In Congress, Sarbanes became particularly known for his work on environmental education and democratic reforms. He introduced H.R. 2054, the No Child Left Inside Act (NCLI), which sought to improve education in the nation’s public schools while advancing environmental protection. The legislation proposed creating a new environmental education grant program, providing teacher training for environmental education, and including environmental education as an authorized activity under the Fund for the Improvement of Education. It further required participating states to develop plans to ensure that high school graduates are environmentally literate. The No Child Left Inside Act was supported by a broad coalition of more than 1,200 local, regional, and national organizations representing millions of citizens advocating for a renewed commitment to environmental education.

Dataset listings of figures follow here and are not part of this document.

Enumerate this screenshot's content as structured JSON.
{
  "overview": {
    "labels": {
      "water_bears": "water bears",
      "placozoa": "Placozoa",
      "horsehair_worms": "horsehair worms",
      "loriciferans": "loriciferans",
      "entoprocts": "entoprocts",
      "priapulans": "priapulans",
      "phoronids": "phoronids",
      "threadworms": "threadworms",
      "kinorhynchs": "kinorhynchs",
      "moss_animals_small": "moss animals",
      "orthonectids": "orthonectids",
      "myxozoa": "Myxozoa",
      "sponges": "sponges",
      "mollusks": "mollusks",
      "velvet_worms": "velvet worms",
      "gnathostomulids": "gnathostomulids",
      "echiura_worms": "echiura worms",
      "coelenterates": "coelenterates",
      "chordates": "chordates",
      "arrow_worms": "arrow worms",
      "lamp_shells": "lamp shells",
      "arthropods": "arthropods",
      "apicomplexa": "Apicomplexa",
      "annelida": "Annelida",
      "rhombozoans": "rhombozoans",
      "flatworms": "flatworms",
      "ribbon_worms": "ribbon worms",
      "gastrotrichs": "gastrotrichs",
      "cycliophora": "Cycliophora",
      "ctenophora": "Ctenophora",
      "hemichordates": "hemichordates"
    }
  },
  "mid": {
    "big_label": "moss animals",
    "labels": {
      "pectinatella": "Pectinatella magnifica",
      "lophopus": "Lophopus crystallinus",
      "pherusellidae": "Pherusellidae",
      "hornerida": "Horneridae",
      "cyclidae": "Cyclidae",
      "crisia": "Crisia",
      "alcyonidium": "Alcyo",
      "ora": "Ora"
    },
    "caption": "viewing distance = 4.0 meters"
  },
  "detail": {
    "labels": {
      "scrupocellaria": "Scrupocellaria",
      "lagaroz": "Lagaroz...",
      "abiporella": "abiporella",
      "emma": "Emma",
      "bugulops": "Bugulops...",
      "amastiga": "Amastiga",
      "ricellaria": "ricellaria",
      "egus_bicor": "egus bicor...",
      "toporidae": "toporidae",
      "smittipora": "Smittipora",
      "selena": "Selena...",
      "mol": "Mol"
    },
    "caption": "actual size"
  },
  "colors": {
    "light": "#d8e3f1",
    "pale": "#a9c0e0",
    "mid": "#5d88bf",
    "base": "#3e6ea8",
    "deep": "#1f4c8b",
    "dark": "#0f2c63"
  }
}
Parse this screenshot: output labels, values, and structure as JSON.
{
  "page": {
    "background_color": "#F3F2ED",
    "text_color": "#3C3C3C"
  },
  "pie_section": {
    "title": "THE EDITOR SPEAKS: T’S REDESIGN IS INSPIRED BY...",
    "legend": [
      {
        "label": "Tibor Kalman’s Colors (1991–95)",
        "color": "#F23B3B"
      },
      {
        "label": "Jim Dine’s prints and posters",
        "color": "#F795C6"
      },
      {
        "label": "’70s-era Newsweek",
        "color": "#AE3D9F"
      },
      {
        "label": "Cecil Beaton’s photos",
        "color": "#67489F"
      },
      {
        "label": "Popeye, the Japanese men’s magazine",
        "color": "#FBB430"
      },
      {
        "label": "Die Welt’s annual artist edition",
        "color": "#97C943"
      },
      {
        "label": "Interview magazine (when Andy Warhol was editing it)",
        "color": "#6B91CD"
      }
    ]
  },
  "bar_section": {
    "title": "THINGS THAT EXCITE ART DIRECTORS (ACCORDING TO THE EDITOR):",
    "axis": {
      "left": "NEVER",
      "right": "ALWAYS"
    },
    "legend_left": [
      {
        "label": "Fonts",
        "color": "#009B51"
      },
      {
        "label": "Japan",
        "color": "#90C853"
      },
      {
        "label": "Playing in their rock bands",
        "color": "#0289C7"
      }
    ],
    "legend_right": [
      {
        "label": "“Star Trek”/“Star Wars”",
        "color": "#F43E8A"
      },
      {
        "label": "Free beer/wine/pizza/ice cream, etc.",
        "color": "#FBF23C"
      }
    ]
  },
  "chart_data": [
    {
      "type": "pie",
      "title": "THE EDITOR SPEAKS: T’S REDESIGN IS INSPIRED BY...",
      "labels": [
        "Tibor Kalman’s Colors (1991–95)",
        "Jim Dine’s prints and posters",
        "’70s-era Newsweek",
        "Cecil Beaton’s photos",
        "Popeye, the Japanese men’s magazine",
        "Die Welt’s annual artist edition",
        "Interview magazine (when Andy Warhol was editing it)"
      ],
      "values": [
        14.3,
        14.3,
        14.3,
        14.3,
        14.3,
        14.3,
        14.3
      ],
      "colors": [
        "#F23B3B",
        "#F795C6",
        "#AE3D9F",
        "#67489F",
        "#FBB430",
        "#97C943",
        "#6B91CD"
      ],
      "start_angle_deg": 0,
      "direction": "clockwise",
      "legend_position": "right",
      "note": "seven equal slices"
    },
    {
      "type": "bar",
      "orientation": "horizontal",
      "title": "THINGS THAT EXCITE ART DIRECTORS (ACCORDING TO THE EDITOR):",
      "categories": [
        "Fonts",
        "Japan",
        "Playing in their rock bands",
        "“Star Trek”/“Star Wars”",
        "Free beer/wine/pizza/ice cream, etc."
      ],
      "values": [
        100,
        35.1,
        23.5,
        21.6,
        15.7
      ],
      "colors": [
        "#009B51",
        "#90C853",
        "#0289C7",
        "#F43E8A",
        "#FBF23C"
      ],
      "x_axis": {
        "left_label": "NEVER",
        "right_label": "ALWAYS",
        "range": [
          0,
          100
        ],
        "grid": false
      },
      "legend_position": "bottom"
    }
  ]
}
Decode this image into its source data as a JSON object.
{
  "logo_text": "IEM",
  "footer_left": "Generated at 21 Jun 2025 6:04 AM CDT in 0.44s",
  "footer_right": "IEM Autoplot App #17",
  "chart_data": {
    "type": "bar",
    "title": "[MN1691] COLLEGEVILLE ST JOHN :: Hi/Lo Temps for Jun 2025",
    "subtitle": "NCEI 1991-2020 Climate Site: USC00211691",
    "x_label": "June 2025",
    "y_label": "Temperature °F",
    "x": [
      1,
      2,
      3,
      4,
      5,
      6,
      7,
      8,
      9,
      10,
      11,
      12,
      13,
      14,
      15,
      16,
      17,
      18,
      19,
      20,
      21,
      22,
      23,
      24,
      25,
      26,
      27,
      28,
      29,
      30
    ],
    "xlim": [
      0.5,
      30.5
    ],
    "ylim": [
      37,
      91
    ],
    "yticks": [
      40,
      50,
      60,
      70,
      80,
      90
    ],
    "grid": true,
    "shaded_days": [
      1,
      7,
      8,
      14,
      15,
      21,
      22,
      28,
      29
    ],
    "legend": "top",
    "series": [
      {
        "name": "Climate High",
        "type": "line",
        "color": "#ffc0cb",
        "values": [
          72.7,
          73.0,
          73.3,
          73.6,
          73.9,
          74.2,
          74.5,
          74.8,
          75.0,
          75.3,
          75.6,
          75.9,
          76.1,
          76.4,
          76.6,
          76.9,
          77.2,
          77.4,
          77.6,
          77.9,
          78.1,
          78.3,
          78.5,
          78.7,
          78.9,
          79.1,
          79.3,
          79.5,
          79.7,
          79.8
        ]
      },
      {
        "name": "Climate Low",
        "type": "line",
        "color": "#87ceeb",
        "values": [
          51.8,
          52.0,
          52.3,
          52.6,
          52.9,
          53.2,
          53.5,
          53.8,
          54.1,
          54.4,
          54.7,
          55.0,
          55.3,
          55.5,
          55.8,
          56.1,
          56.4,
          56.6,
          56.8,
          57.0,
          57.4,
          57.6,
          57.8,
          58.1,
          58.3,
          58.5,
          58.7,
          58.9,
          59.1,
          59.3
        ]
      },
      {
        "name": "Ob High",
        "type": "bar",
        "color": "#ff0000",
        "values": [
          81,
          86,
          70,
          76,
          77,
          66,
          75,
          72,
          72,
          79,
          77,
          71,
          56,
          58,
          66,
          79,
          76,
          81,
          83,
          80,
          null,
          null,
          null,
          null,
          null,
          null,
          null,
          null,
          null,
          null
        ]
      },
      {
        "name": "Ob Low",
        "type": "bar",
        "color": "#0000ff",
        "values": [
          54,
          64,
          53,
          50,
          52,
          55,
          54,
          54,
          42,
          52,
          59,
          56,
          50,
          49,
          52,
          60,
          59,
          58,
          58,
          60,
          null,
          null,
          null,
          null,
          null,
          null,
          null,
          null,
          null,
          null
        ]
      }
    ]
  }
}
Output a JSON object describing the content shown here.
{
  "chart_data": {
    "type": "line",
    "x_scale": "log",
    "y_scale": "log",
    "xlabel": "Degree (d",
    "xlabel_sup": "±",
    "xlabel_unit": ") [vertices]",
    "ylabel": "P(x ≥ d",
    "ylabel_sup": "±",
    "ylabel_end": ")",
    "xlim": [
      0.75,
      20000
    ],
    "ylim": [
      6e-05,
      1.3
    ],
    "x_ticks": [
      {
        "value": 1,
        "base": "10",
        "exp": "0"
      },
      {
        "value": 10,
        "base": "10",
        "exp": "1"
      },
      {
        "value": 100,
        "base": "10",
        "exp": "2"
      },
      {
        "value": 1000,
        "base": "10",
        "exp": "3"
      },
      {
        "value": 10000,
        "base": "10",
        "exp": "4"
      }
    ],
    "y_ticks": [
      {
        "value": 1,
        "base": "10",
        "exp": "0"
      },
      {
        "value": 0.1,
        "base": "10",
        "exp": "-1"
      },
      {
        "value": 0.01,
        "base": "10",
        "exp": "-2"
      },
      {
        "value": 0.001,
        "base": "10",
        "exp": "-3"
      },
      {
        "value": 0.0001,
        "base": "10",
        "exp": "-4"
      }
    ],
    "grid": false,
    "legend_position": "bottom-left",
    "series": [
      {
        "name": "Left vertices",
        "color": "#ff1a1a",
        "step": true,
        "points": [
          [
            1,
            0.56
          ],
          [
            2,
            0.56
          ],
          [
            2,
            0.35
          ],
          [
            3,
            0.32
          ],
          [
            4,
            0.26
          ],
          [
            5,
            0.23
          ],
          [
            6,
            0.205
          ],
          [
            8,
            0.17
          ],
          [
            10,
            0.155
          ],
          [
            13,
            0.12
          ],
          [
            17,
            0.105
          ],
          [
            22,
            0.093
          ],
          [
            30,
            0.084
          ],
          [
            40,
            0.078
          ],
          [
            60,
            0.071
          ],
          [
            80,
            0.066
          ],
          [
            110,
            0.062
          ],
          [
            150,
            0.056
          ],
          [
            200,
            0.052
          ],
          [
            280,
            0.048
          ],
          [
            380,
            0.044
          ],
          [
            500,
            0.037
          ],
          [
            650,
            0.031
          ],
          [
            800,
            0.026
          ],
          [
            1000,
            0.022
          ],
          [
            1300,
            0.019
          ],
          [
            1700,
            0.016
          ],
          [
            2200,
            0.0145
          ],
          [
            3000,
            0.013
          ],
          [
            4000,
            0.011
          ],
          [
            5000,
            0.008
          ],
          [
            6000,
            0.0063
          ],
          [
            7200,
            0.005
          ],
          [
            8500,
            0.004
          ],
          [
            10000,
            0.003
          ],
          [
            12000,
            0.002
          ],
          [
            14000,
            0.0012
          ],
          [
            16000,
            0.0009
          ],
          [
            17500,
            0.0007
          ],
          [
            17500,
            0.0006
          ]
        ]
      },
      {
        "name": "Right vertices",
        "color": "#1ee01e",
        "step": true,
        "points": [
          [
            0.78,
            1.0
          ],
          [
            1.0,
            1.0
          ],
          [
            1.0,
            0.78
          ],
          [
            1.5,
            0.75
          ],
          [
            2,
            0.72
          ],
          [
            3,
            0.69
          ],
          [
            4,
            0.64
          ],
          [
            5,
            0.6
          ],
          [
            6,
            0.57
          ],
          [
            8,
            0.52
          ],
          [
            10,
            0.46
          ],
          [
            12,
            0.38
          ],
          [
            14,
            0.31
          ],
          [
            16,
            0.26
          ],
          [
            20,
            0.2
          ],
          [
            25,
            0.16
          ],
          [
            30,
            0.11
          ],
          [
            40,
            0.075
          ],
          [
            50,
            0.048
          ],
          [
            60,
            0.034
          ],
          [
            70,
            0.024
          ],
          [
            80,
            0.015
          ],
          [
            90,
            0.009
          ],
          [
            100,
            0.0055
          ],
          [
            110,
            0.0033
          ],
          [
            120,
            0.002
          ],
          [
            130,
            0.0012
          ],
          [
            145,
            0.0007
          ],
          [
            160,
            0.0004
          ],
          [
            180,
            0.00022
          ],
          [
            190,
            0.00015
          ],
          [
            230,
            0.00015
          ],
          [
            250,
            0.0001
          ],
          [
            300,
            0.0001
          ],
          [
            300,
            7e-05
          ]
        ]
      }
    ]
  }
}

Sarbanes also emerged as a principal architect of major electoral and ethics reform efforts in the House of Representatives. Following the Democratic Party’s victory in the 2018 midterm elections, House Democrats introduced their first bill for the 116th Congress, the For the People Act, which was primarily authored by Sarbanes. The bill passed the House in 2019 but did not advance in the Republican-controlled Senate. It was reintroduced in the 117th Congress and again passed the House. The For the People Act was a comprehensive package of Democratic electoral and governance goals. It proposed small-dollar public financing of congressional elections, automatic national voter registration, expansion of early and online voter registration, and increased federal support for state voting systems. The legislation also sought to ban members of Congress from serving on corporate boards, require political advocacy groups to disclose donors, mandate that presidents disclose their tax returns, and establish a Supreme Court ethics code. It included provisions aimed at reducing partisan gerrymandering by creating independent redistricting commissions, a reform of particular note given that Sarbanes’s own district had been widely regarded as one of the most heavily gerrymandered in the United States.
Throughout his nine terms, Sarbanes participated actively in the democratic process and legislative deliberations, representing his Maryland constituents during a period marked by intense national debate over voting rights, campaign finance, ethics in government, and environmental policy. On October 26, 2023, he announced that he would not seek reelection in 2024, bringing to a close his service in the U.S. House of Representatives at the end of his ninth term in January 2025.